Notre périple débute dans les locaux de Modena Cars à Genève. La voiture, drapée de noir mat, évoque l’armement de pointe. Un avion furtif parqué dans une concession de luxe, une arme automatique déposée dans la devanture d’un joailler. En comparaison avec sa devancière, la ligne évolue par touches discrètes avec, comme toujours chez Ferrari, une recherche où la fonction dicte le design, une philosophie sans nul doute héritée de la F1 où seule la performance est belle. Du bouclier avant entièrement redessiné au spoiler arrière plus proéminent en passant par un diffuseur arrière reconçu pour augmenter l’appui aérodynamique en optimisant le flux d’air passant sous la voiture, la Scuderia offre à toutes les vitesses un appui supplémentaire culminant à +30kg à 310 km/h.

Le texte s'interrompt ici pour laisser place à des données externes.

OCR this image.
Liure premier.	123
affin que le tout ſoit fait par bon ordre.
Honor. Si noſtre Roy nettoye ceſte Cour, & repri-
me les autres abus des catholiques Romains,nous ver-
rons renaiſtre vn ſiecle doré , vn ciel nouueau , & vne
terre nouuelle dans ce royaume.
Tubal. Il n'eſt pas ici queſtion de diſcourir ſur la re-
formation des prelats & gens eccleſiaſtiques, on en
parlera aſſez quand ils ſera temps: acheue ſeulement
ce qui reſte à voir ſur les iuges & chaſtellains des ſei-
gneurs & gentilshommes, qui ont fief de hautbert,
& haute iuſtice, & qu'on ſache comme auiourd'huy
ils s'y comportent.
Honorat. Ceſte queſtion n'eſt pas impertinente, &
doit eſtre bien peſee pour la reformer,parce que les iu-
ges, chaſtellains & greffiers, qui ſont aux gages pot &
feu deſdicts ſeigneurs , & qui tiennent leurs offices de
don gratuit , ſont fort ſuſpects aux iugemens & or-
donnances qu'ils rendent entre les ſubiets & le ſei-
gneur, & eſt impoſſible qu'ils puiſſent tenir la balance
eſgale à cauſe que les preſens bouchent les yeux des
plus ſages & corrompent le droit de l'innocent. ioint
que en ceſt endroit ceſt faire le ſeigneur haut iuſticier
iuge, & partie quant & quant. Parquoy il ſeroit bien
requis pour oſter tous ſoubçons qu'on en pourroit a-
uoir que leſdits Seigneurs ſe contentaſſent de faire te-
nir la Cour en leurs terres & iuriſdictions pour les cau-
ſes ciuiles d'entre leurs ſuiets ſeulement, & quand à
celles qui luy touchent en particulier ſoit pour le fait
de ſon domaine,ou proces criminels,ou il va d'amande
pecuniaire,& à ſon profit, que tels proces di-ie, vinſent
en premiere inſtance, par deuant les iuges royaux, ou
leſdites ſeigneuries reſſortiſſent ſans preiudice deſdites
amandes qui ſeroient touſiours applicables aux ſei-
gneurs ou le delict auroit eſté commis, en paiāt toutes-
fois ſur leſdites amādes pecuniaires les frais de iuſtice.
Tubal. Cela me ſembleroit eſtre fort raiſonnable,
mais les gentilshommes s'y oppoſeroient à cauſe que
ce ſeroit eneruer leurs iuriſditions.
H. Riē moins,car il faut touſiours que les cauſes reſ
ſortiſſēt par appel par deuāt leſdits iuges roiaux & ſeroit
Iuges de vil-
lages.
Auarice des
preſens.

Le chiffre peut paraître anecdotique, mais il représente un gain de plus de 10% par rapport à une F430 sans recours à des appendices disgracieux ou tapageurs.


Si la course automobile est une religion à Maranello, l’intérieur de la 430 Scuderia est une chapelle dédiée à son culte, avec un superbe mariage entre alcantara surpiqué de rouge et des baquets en carbone revêtus de textile high-tech très réussi, avec rappel sur le ciel de toit. En abaissant les yeux, le regard rencontre l’aluminium du spaceframe laqué couleur titane avec ses soudures apparentes ; l’option pack carbone, visible sur un autre exemplaire, inclut des seuils de porte en carbone, une alternative du plus bel effet qui mérite considération. Ferrari offre de larges possibilités de personnalisation à votre goût (et à votre bourse) par l’intermédiaire de son programme Carrozzeria Scaglietti, mais il faut reconnaître que Ferrari a eu du goût.

Les baquets en carbone à dossier réglable, disponibles dans plusieurs dimensions, offrent un maintien parfait pour ma morphologie, avec un maintien latéral précieux pour aider votre tronc à encaisser les accélérations latérales dont est capable l’auto, et un soutien lombaire bienvenu sur longs trajets. Sanglé par un harnais à 4 points, la position de conduite est excellente, le volant à la jante mixte cuir, carbone et alcantara accueille les deux pouces, les palettes en carbone sont à portée de phalanges (les commodos sont, eux, trop distants). Au centre, à gauche, le démarreur, à droite le manettino et ses cinq positions.